床に飛び散った体液が窓からの光で妖艶に光っている。

(こいつは今俺に床を舐めろって言ったのか?)
当然のごとく、俺はこいつの奴隷になったので拒否する権利は完璧と言っていいほど無い。
先ほどと同じく選択肢はもう残っていないのだ。

俺は床に顔を近づける。
近くで見ると体液の他にも今までの部室の歴史である汗や泥などの汚れもある。

(こんなことになるなら掃除をきちんとしとけばよかった。)
今になってくだらない後悔をする。このことだけではない、俺の人生は後悔ばかりだ。
この学校に入学したのも失敗だったし、サッカーを始めたのも失敗だったかもしれない。

そんなことを考えていると何もかもが虚しく感じてくる。
俺は思い切って舌を使って体液とその他もろもろの汚れを舐めとる。口に苦味が広がって思わず顔をしかめる。

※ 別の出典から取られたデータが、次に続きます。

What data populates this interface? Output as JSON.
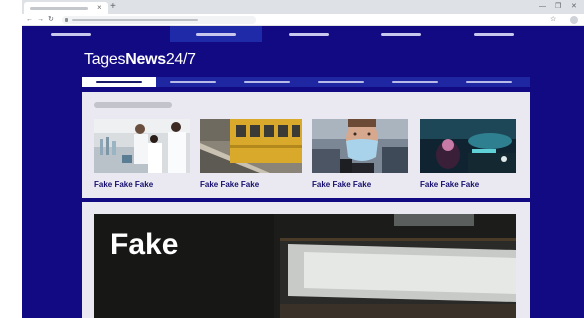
{
  "site": {
    "logo": {
      "regular": "Tages",
      "bold": "News",
      "suffix": "24/7"
    }
  },
  "news_strip": {
    "items": [
      {
        "caption": "Fake Fake Fake",
        "image": "lab-scientists-photo"
      },
      {
        "caption": "Fake Fake Fake",
        "image": "yellow-train-platform-photo"
      },
      {
        "caption": "Fake Fake Fake",
        "image": "man-with-face-mask-photo"
      },
      {
        "caption": "Fake Fake Fake",
        "image": "car-interior-night-photo"
      }
    ]
  },
  "hero": {
    "title": "Fake"
  },
  "colors": {
    "page_background": "#120a82",
    "secondary_nav": "#1e26a1",
    "card_background": "#eae9f2",
    "caption_text": "#160f6e"
  },
  "icons": {
    "tab_close": "close-icon",
    "new_tab": "plus-icon",
    "back": "back-arrow-icon",
    "forward": "forward-arrow-icon",
    "reload": "reload-icon",
    "bookmark": "star-icon",
    "menu": "kebab-menu-icon"
  }
}
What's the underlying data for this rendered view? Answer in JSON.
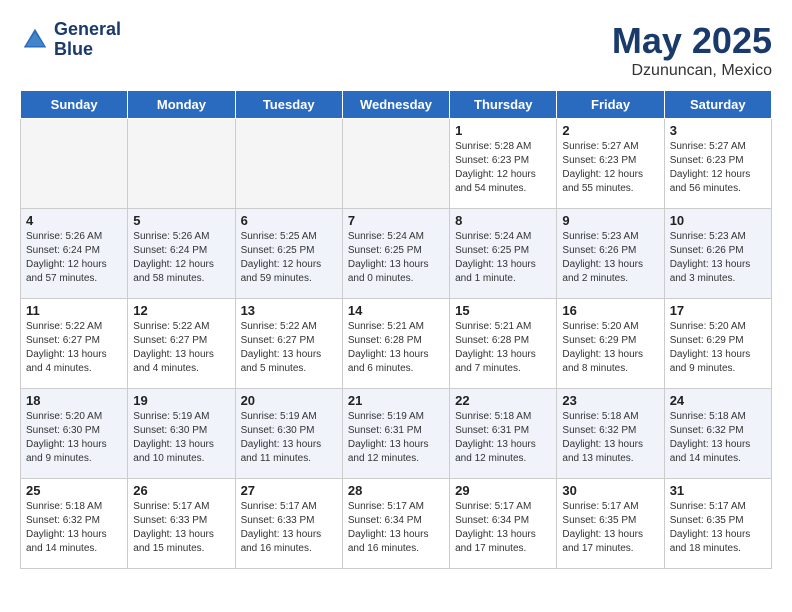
{
  "header": {
    "logo_line1": "General",
    "logo_line2": "Blue",
    "title": "May 2025",
    "subtitle": "Dzununcan, Mexico"
  },
  "weekdays": [
    "Sunday",
    "Monday",
    "Tuesday",
    "Wednesday",
    "Thursday",
    "Friday",
    "Saturday"
  ],
  "weeks": [
    [
      {
        "day": "",
        "info": ""
      },
      {
        "day": "",
        "info": ""
      },
      {
        "day": "",
        "info": ""
      },
      {
        "day": "",
        "info": ""
      },
      {
        "day": "1",
        "info": "Sunrise: 5:28 AM\nSunset: 6:23 PM\nDaylight: 12 hours\nand 54 minutes."
      },
      {
        "day": "2",
        "info": "Sunrise: 5:27 AM\nSunset: 6:23 PM\nDaylight: 12 hours\nand 55 minutes."
      },
      {
        "day": "3",
        "info": "Sunrise: 5:27 AM\nSunset: 6:23 PM\nDaylight: 12 hours\nand 56 minutes."
      }
    ],
    [
      {
        "day": "4",
        "info": "Sunrise: 5:26 AM\nSunset: 6:24 PM\nDaylight: 12 hours\nand 57 minutes."
      },
      {
        "day": "5",
        "info": "Sunrise: 5:26 AM\nSunset: 6:24 PM\nDaylight: 12 hours\nand 58 minutes."
      },
      {
        "day": "6",
        "info": "Sunrise: 5:25 AM\nSunset: 6:25 PM\nDaylight: 12 hours\nand 59 minutes."
      },
      {
        "day": "7",
        "info": "Sunrise: 5:24 AM\nSunset: 6:25 PM\nDaylight: 13 hours\nand 0 minutes."
      },
      {
        "day": "8",
        "info": "Sunrise: 5:24 AM\nSunset: 6:25 PM\nDaylight: 13 hours\nand 1 minute."
      },
      {
        "day": "9",
        "info": "Sunrise: 5:23 AM\nSunset: 6:26 PM\nDaylight: 13 hours\nand 2 minutes."
      },
      {
        "day": "10",
        "info": "Sunrise: 5:23 AM\nSunset: 6:26 PM\nDaylight: 13 hours\nand 3 minutes."
      }
    ],
    [
      {
        "day": "11",
        "info": "Sunrise: 5:22 AM\nSunset: 6:27 PM\nDaylight: 13 hours\nand 4 minutes."
      },
      {
        "day": "12",
        "info": "Sunrise: 5:22 AM\nSunset: 6:27 PM\nDaylight: 13 hours\nand 4 minutes."
      },
      {
        "day": "13",
        "info": "Sunrise: 5:22 AM\nSunset: 6:27 PM\nDaylight: 13 hours\nand 5 minutes."
      },
      {
        "day": "14",
        "info": "Sunrise: 5:21 AM\nSunset: 6:28 PM\nDaylight: 13 hours\nand 6 minutes."
      },
      {
        "day": "15",
        "info": "Sunrise: 5:21 AM\nSunset: 6:28 PM\nDaylight: 13 hours\nand 7 minutes."
      },
      {
        "day": "16",
        "info": "Sunrise: 5:20 AM\nSunset: 6:29 PM\nDaylight: 13 hours\nand 8 minutes."
      },
      {
        "day": "17",
        "info": "Sunrise: 5:20 AM\nSunset: 6:29 PM\nDaylight: 13 hours\nand 9 minutes."
      }
    ],
    [
      {
        "day": "18",
        "info": "Sunrise: 5:20 AM\nSunset: 6:30 PM\nDaylight: 13 hours\nand 9 minutes."
      },
      {
        "day": "19",
        "info": "Sunrise: 5:19 AM\nSunset: 6:30 PM\nDaylight: 13 hours\nand 10 minutes."
      },
      {
        "day": "20",
        "info": "Sunrise: 5:19 AM\nSunset: 6:30 PM\nDaylight: 13 hours\nand 11 minutes."
      },
      {
        "day": "21",
        "info": "Sunrise: 5:19 AM\nSunset: 6:31 PM\nDaylight: 13 hours\nand 12 minutes."
      },
      {
        "day": "22",
        "info": "Sunrise: 5:18 AM\nSunset: 6:31 PM\nDaylight: 13 hours\nand 12 minutes."
      },
      {
        "day": "23",
        "info": "Sunrise: 5:18 AM\nSunset: 6:32 PM\nDaylight: 13 hours\nand 13 minutes."
      },
      {
        "day": "24",
        "info": "Sunrise: 5:18 AM\nSunset: 6:32 PM\nDaylight: 13 hours\nand 14 minutes."
      }
    ],
    [
      {
        "day": "25",
        "info": "Sunrise: 5:18 AM\nSunset: 6:32 PM\nDaylight: 13 hours\nand 14 minutes."
      },
      {
        "day": "26",
        "info": "Sunrise: 5:17 AM\nSunset: 6:33 PM\nDaylight: 13 hours\nand 15 minutes."
      },
      {
        "day": "27",
        "info": "Sunrise: 5:17 AM\nSunset: 6:33 PM\nDaylight: 13 hours\nand 16 minutes."
      },
      {
        "day": "28",
        "info": "Sunrise: 5:17 AM\nSunset: 6:34 PM\nDaylight: 13 hours\nand 16 minutes."
      },
      {
        "day": "29",
        "info": "Sunrise: 5:17 AM\nSunset: 6:34 PM\nDaylight: 13 hours\nand 17 minutes."
      },
      {
        "day": "30",
        "info": "Sunrise: 5:17 AM\nSunset: 6:35 PM\nDaylight: 13 hours\nand 17 minutes."
      },
      {
        "day": "31",
        "info": "Sunrise: 5:17 AM\nSunset: 6:35 PM\nDaylight: 13 hours\nand 18 minutes."
      }
    ]
  ]
}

それでも俺は舐め続ける。今までの失敗を拭うように…。

俺が最後の滴を舐め、顔をあげると奴はもう制服を正して立っていた。

「おまえ、いいよ。ちゃんと奴隷だったよ。」
奴は笑いながらそう言って、ドアに向かった。奴はドアを開けて出ようとすると立ち止まってこう言った。
「明日も楽しみにしてるからな。」
そして、ドアが閉まる音が部室に響いた。突然俺は孤独になった気がした。

俺はこのまま奴の奴隷として中学生活を終えるのだろう。そのために学校に来るようになるのだろう。

途方にくれて立ちあがり気づいた。まだ、制服がなかったことに。